Görüntülediğiniz mahkeme kararı henüz kesinleşmemiştir. Yararlı olması amacıyla eklenmiştir.
T.C.
İSTANBUL
14. ASLİYE TİCARET MAHKEMESİ
ESAS NO: 2019/393 Esas
KARAR NO: 2020/371
DAVA: İtirazın İptali (Ticari Satımdan Kaynaklanan)
DAVA TARİHİ: 04/07/2019
KARAR TARİHİ: 06/07/2020
Mahkememizde görülmekte olan davaTuru davasının yapılan açık yargılaması sonunda,
GEREĞİ DÜŞÜNÜLDÜ:
İDDİA
Davacı vekilinin Mahkememize tevzi edilen dava dilekçesinde özetle; davacının meyve-sebze satışı yapıldığını, davalının ise kafe-restoran işletmeciliği yaptığını, davalı şirketin siparişleri doğrultusunda sipariş edilen malların fatura karşılığında teslim ettiğini, 17/12/2018 tarihinde 2.000,00 TL ve 22/02/2019 tarihinde 5.000,00 TL olarak yaptığı ödemeler haricinde teslim aldığı mallara ilişkin faturaları ödemekten imtina ettiğini, faturalardan kaynakla alacakları için …. İcra Müdürlüğünün … esas sayılı dosyası ile takip başlatıldığını, davalının 03/05/2019 tarihinde takibe ve … İcra Müdürlüklerinin yetkisine itiraz ettiğini, arabulucuya gidildiğini, davalının arabuluculuk toplantısına gelmediğini, sürecin anlaşmazlık ile tamamlandığını, icra takibi yönünden dava da … icra müdürlüklerinin yetkili olduğunu, davacı şirketin alacağının faturalar ve ticari defter kayıtları ile sabit olduğunu, faturaların imza karşılığında teslim alındığını, fatura içeriğinde faturanın ödeme süresinin 7 gün olduğunun belirtilmiş olduğunu, her iki tarafında tacir olduğunu, imza karşılığında teslim edilmiş olan faturalar 7 gün içerisinde itiraz edilmediğinden kesinleştiğini, böylece ödenmeyen fatura alacağının 7. Gün sonunda muacceliyet kazandığını, davalının kötüniyetli olduğunu belirterek davanın kabülünü, takibe yapılan itirazın iptalini, takibin devamını, davalı şirketin %20’den az olmamak üzere icra inkar tazminatına hükmedilmesini, yargılama giderleri ve vekalet ücretinin karşı tarafa yükletilmesini talep etmiştir.
SAVUNMA
Davalı davaya cevap vermeyerek HMK 128 uyarınca tüm iddiaları inkar etmiş sayılmıştır.
DELİLLER
1-…. İcra Müdürlüğünün … esas sayılı dosyası
2-Davacının ticari defter ve kayıtları
3-Bilirkişi raporu
4-Davacı vekilinin beyan ve dilekçeleri
DELİLLERİN DEĞERLENDİRMESİ GEREKÇE
Dava, faturadan kaynaklanan alacağın tahsiline yönelik icra takibine yapılan itirazın iptali istemine ilişkindir.

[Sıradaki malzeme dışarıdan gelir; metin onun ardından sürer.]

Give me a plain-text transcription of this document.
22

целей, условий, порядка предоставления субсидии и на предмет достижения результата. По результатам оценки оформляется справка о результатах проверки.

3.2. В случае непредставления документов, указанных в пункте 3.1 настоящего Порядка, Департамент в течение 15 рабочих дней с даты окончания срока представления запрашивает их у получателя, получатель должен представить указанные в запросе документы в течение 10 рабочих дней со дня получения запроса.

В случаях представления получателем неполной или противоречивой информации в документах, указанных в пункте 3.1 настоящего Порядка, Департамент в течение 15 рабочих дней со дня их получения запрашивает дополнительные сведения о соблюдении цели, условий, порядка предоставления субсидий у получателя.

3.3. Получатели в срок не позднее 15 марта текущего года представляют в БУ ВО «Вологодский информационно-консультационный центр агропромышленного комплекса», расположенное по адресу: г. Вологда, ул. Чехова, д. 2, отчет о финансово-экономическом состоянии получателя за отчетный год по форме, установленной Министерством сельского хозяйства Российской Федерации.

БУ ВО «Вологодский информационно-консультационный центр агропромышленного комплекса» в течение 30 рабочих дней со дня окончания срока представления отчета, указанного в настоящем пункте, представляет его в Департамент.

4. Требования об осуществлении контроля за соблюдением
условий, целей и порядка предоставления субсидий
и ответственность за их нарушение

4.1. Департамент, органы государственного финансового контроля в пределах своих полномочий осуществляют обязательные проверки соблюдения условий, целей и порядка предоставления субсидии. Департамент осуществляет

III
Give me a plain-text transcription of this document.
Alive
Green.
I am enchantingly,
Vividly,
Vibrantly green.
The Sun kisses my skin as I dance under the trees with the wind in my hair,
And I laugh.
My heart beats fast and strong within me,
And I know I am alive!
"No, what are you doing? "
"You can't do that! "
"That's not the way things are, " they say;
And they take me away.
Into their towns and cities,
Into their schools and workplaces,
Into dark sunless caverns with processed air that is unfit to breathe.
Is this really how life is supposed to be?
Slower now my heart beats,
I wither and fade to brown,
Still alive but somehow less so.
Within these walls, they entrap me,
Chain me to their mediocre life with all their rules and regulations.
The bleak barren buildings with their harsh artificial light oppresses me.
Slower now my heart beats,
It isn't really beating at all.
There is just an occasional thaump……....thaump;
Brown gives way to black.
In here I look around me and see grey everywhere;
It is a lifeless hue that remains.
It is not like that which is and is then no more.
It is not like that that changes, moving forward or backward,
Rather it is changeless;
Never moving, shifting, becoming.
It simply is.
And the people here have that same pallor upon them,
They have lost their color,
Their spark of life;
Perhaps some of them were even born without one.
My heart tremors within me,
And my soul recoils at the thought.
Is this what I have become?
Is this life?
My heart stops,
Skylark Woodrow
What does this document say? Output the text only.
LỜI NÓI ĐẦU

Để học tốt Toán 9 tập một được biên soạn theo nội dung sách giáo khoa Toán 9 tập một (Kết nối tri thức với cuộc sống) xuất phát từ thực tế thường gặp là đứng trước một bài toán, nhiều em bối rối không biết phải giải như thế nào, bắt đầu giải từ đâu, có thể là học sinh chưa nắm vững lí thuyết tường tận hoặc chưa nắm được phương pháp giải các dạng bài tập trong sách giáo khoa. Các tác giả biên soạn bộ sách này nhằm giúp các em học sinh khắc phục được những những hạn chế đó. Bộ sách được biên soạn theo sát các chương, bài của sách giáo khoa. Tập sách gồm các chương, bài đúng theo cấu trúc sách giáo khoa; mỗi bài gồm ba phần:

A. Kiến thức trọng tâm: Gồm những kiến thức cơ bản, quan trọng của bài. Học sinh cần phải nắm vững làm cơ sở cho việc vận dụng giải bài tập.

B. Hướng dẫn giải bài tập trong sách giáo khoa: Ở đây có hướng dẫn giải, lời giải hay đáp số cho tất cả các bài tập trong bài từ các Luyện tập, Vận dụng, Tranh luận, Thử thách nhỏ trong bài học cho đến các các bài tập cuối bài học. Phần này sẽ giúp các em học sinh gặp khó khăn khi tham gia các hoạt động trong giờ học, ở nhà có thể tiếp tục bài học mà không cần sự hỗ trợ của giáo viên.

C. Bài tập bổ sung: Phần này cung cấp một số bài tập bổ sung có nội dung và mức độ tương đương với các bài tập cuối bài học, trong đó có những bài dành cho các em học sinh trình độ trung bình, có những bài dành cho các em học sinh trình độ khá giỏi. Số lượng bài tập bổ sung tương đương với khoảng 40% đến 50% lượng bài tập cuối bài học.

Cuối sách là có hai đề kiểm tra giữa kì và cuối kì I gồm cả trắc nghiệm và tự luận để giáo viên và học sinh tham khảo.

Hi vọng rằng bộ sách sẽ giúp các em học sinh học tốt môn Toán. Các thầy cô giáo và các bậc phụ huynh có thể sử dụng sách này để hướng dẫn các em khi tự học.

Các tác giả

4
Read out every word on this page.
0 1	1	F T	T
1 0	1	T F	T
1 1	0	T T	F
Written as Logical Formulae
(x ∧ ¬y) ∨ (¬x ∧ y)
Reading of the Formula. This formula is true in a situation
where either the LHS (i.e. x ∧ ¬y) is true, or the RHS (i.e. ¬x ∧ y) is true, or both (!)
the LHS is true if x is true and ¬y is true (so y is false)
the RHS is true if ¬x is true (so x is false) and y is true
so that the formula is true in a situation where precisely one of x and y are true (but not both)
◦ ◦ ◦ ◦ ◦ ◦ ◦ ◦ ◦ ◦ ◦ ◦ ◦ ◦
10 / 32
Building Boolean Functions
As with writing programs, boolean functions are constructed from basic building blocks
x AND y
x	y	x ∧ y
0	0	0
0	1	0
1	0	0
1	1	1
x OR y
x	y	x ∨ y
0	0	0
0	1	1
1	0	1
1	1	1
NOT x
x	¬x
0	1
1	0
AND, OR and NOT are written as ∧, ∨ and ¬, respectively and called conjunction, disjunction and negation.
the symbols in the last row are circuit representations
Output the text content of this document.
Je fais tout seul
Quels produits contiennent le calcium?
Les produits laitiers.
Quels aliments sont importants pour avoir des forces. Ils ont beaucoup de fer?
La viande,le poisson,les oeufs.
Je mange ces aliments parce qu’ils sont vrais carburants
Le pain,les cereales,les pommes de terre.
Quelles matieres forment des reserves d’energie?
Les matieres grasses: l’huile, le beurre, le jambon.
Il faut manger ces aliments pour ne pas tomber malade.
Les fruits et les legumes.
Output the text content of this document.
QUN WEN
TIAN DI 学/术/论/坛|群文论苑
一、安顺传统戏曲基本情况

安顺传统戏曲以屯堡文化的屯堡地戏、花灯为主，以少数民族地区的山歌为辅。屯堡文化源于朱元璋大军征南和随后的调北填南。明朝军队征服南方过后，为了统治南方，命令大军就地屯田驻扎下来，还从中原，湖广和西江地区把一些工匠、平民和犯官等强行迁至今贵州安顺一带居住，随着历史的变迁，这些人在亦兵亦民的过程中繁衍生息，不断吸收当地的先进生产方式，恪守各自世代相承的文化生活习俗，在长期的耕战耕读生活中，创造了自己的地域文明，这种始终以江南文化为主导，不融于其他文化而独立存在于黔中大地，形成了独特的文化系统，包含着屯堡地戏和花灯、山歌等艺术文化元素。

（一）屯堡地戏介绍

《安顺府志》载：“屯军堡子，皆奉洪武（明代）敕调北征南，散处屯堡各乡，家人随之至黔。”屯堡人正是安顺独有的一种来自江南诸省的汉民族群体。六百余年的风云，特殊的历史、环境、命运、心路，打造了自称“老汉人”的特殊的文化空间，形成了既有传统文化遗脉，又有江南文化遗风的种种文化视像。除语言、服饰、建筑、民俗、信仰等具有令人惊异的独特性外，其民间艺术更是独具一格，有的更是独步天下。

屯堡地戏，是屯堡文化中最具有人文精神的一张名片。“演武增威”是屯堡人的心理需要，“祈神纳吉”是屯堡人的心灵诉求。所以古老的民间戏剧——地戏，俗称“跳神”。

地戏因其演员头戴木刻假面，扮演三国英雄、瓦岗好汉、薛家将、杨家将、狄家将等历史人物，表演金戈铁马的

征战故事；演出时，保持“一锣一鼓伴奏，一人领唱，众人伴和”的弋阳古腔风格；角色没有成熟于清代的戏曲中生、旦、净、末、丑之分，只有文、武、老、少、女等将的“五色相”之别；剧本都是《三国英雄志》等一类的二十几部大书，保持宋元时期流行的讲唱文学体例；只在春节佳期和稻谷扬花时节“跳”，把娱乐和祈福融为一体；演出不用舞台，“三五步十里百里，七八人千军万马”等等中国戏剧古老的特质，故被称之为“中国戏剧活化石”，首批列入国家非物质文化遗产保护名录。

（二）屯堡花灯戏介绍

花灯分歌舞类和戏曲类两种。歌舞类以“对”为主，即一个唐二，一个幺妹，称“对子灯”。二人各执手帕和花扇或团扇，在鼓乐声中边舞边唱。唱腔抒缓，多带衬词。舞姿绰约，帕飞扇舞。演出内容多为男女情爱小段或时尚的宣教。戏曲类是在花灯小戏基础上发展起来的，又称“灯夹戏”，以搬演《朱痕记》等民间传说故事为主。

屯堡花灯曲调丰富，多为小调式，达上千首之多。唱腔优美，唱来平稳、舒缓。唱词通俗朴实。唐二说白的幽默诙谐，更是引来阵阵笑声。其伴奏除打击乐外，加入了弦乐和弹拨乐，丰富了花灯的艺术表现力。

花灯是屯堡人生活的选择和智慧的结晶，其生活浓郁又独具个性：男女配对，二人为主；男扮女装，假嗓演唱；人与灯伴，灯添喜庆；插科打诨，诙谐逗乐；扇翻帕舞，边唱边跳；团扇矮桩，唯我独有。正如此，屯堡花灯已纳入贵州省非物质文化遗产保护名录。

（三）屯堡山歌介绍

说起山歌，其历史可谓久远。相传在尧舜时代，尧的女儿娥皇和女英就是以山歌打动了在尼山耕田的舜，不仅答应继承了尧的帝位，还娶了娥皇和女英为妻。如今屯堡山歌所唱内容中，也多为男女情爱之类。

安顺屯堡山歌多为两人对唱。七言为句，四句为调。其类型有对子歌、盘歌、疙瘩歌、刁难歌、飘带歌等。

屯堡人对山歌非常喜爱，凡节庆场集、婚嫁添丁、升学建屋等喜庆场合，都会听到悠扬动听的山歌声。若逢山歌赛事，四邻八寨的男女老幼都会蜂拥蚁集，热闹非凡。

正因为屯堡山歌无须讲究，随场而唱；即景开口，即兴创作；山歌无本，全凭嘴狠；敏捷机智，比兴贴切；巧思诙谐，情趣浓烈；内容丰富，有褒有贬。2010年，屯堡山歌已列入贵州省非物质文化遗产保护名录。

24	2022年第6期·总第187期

Vergi Usul Kanunu hükümlerine göre fatura emtia veya yapılan iş karşılığında müşterinin borçlandığı meblağı göstermek üzere emtiayı satan veya işi yapan tüccar tarafından müşteriye verilen ticari vesikadır (229. md.). Fatura malın teslimi veya hizmetin yapıldığı tarihten itibaren azami “yedi gün” içinde düzenlenir. Bu süre içerisinde düzenlenmeyen faturalar hiç düzenlenmemiş sayılır (231/5. md.). 6102 sayılı TTK’da da fatura konusunda hükümler vardır. Ticari işletmesi bağlamında bir mal satmış, üretmiş, bir iş görmüş veya bir menfaat sağlamış olan tacirden, diğer taraf, kendisine bir fatura verilmesini ve bedeli ödenmiş ise bunun da faturada gösterilmesini isteyebilir.” (6102 Sayılı TTK 21/1) Bir fatura alan kişi aldığı tarihten itibaren sekiz gün içinde, faturanın içeriği hakkında bir itirazda bulunmamışsa bu içeriği kabul etmiş sayılır (6102 Sayılı TTK 21/2).
Faturanın delil olması ile ticari defterlerin delil olması birbirinden farklıdır. 6102 sayılı TTK’nın 21/2. maddeye göre faturaya itiraz edilmemiş ise içeriği kesinleşir ise de akdî ilişkinin yazılı delillerle ispatı gerekir. Fatura ticari defterlere kayıt edilmiş ise artık faturanın delil olmasıyla ilgili bu maddeye değil ticari defterlerin delil olmasıyla ilgili TTK’nın 222. maddeye bakmak gerekir. Bu nedenle ticari defterlere kaydedilmiş fatura akdi ilişkinin varlığını da kanıtlar. Faturayı teslim aldıktan sonra süresi içinde itiraz ve iade etmeyerek ticari defterlerine kaydeden kimse, bu faturanın mal veya hizmet aldığı için geçerli bir sözleşme ilişkisine göre düzenlendiğini kabul etmiş sayılır ve fatura nedeniyle mal veya hizmet almadığını, bu faturadan dolayı borçlu olmadığını yazılı veya kesin delillerle ispatlaması gerekir.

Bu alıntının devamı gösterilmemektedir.